On Thursday, Jan. 19, hospital staff got the word: BMC was among just nine of 54 programs to be accredited through a newly merged ACGME and American Osteopathic Association process.
The path to get there wasn't easy. After losing the accreditation, hospital staff met on a weekly basis. The teaching program was completely revamped, the documentation process improved. The temporary residencies were eliminated while the number of physician assistants was increased.
"We have to monitor everything the residents are doing. We have to provide didactics, scholarly activity. We have to be involved in doing research, clinical research. Our residents have to leave this program with a minimum number of cases. Starting next year, it is 850 cases," DiSiena said.

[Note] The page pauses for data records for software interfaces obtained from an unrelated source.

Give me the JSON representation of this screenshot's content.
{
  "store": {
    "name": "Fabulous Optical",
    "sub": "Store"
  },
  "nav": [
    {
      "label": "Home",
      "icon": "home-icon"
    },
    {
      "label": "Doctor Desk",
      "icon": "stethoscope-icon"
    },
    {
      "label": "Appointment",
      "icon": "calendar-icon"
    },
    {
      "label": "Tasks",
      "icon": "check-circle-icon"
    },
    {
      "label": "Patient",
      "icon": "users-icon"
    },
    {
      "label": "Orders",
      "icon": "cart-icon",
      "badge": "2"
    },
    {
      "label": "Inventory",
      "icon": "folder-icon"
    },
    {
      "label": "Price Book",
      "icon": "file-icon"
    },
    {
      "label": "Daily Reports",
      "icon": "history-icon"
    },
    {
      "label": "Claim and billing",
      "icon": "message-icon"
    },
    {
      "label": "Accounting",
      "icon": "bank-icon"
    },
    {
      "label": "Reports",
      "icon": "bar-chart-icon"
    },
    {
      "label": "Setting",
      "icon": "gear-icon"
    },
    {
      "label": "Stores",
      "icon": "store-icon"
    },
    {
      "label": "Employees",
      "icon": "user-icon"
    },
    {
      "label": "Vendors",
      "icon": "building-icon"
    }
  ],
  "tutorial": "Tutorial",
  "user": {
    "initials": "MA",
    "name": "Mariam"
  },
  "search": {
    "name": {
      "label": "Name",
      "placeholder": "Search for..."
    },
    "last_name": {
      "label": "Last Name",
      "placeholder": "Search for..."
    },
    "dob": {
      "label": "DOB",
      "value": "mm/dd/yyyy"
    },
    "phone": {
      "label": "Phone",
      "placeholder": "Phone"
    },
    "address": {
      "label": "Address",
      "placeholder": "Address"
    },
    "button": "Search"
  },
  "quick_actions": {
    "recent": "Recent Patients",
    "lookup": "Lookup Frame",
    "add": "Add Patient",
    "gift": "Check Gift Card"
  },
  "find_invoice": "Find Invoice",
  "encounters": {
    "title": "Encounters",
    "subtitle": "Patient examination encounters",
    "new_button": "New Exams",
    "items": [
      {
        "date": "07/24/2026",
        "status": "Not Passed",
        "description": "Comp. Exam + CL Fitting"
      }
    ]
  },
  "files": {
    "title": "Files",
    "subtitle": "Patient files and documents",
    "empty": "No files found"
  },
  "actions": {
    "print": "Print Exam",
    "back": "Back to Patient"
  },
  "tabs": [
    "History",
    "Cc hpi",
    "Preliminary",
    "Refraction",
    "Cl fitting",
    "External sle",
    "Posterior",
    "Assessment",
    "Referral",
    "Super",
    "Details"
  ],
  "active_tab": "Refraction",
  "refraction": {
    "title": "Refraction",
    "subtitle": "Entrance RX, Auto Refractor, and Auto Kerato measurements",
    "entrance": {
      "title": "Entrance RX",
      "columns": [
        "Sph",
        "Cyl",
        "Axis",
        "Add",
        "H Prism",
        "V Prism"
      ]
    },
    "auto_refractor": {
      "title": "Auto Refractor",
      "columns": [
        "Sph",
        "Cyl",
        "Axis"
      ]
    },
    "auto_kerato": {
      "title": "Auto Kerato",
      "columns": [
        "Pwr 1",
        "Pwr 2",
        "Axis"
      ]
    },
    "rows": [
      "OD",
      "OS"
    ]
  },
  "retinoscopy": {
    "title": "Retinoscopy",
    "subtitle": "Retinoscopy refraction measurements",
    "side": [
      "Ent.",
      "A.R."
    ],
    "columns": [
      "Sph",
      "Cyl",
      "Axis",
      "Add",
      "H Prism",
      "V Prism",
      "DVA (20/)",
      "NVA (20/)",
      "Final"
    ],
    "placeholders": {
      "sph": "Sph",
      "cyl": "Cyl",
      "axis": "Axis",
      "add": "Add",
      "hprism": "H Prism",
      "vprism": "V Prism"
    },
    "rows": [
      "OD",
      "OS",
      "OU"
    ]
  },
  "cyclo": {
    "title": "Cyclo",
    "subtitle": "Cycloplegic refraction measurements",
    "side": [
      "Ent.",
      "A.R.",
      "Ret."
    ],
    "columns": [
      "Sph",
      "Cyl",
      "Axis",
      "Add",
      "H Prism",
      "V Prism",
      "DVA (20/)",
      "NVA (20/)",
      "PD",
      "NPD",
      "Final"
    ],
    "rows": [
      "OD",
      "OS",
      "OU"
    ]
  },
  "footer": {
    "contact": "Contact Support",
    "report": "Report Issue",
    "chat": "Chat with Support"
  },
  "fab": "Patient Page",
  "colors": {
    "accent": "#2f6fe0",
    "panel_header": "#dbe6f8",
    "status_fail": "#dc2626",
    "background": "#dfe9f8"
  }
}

The newly revamped program grew in participation and now there are nine in the program. On July 1, the full complement of 10 residents will be on board.
The clock was working against the hospital as AOA and ACGME began the process of merging. The programs are integrating by 2020 so the program had to be well structured and up to standards quickly or else the AOA accreditation would expire and no more residents could be accepted.
Last March, the hospital got a pre-accreditation for the new program and applications came in in greater amounts. Then in January, a site visit was held and the hospital was approved with a single site accreditation under the merged agencies.
Over the next five years, two residents will be accepted each year. The programs are five years long so 10 residents will be on site at a time. That number is what BMC's Chief Operating Officer Diane Kelly hadn't expected for a while. 
"We believed that if we could get back to 10 residents who were committed to us from the beginning to the end of their residency career, that would be a success for us," Kelly said. "I knew we'd be successful because I believe in us. But I'm not sure I believed our success would have been that great, that quick."
Being a teaching hospital had really been a part of BMC's identity for years. There are four other residency programs operating in the hospital and the surgical one had been there for some 50 years. The program acts as a feeder system for future surgeons to continue working in the Berkshires. It improves to work the entire team does.
"When you are a teaching program, it ups everybody's game. People are always learning. People are bringing in new energy. They are always researching and finding new ways and questioning why we do things and wanting to improve on how we do things," Kelly said. "Our commitment to education is a big part of why we are as strong as we are."
And it has a lot to do with surgery outcomes. Kelly boasted of the hospital achieving high marks from third-party rating agencies and credits much of that to the surgical outcomes. 
"This is a very busy hospital and when you are on call here you are very busy. You need that support in order to take care of the surgical service and provide quality care," DiSiena said. We're so heavily reliant on our residents as well as our other practitioners."
On a larger scale, BMC offers a "community-based" program and not a university one. The two types have different missions and the community-based program helps fill a future need. DiSiena said a shortage of surgeons to work in smaller towns and areas is on the horizon and programs like BMC's help fill that void.
"This is an outstanding hospital to do surgical residency in. Community-based hospitals offer a different experience than a university-based program. You get more hands on experience in a smaller program than you get in a larger university program," DiSiena said.